Le premier visage choisi par la CEF est bien connu de l’épiscopat français. Évêque de Limoges depuis 2017, Monseigneur Pierre-Antoine Bozo a été nommé en 2025 évêque coadjuteur de La Rochelle. Il siège également depuis 2022 au Conseil permanent de la Conférence des évêques de France, l’un des principaux organes de gouvernement de la CEF entre les assemblées plénières.Son parcours présente une particularité intéressante pour une fonction de porte-parole : il conjugue une longue expérience pastorale et une solide formation intellectuelle. Ordonné prêtre pour le diocèse de Séez, il y a exercé son ministère pendant plus de vingt ans. Il a notamment été vicaire à Alençon, aumônier de l’enseignement public et des étudiants, responsable diocésain des vocations et de la pastorale des jeunes. Pendant vingt ans, il a également enseigné au Centre d’études théologiques de Caen.

Passé par le séminaire interdiocésain Saint-Jean-Eudes de Caen, dont il fut vice-recteur puis recteur, Mgr Bozo a aussi exercé les fonctions de vicaire général du diocèse de Séez. Diplômé en droit et en théologie dogmatique, il a poursuivi sa formation à l’Université pontificale grégorienne de Rome. Un profil qui devrait lui permettre de répondre non seulement aux questions institutionnelles, mais aussi aux interrogations doctrinales ou pastorales auxquelles la CEF est régulièrement confrontée.

Lire aussi : https://tribunechretienne.com/video-il-porte-sa-croix-pendant-deux-heures-a-jerusalem-sans-etre-importune-les-images-de-crachats-contre-les-chretiens-sont-elles-instrumentalisees/

Le second porte-parole présente un parcours très différent et complémentaire.

Amaury Guillem est depuis novembre 2025 secrétaire général adjoint de la CEF chargé de la communication.

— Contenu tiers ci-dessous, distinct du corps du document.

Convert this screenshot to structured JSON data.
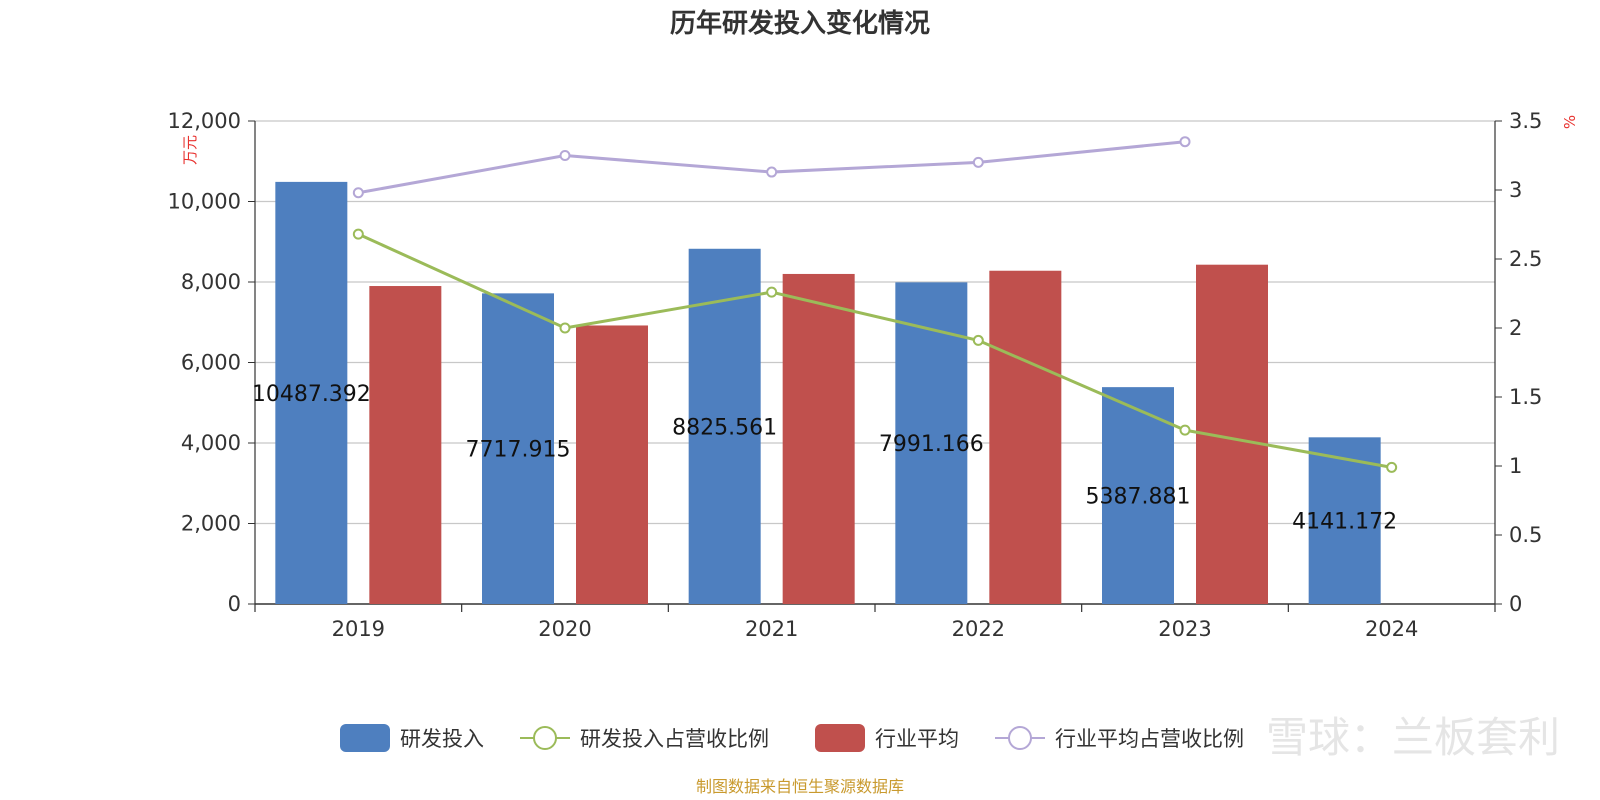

À ce titre, il pilote déjà la stratégie de communication institutionnelle et les relations médias de la Conférence des évêques. Originaire de Marseille, il a auparavant dirigé la communication du diocèse de Marseille et travaillé comme journaliste à Marseille, Paris et Bayonne. Son parcours comprend également un engagement au sein du Rocher, association catholique d’éducation populaire implantée dans plusieurs quartiers populaires, où il a été responsable d’antenne avant de prendre en charge la communication et la collecte de fonds.

Il connaît également le paysage médiatique catholique puisqu’il anime une émission consacrée à la doctrine sociale de l’Église sur KTO et KTO Radio. Titulaire d’un master de lettres modernes de l’Université d’Aix-Marseille, il est marié et père de six enfants.

Avec ces deux nominations, la CEF fait donc le choix d’associer deux légitimités : celle d’un évêque, membre du Conseil permanent et théologien de formation, et celle d’un laïc professionnel de la communication connaissant de l’intérieur le fonctionnement de l’institution.

Le défi sera désormais moins de communiquer davantage que de parvenir à faire entendre une parole clairement identifiable comme celle de l’Église. Car dans une société française où les questions catholiques deviennent rapidement politiques – la polémique récente autour de la messe que doit célébrer Léon XIV place de la Concorde en est une nouvelle illustration – la communication ecclésiale ne peut se réduire à une technique institutionnelle. Elle suppose de pouvoir expliquer, parfois rapidement, ce que l’Église croit, pourquoi elle le croit et ce qu’elle entend réellement lorsqu’elle intervient dans le débat public.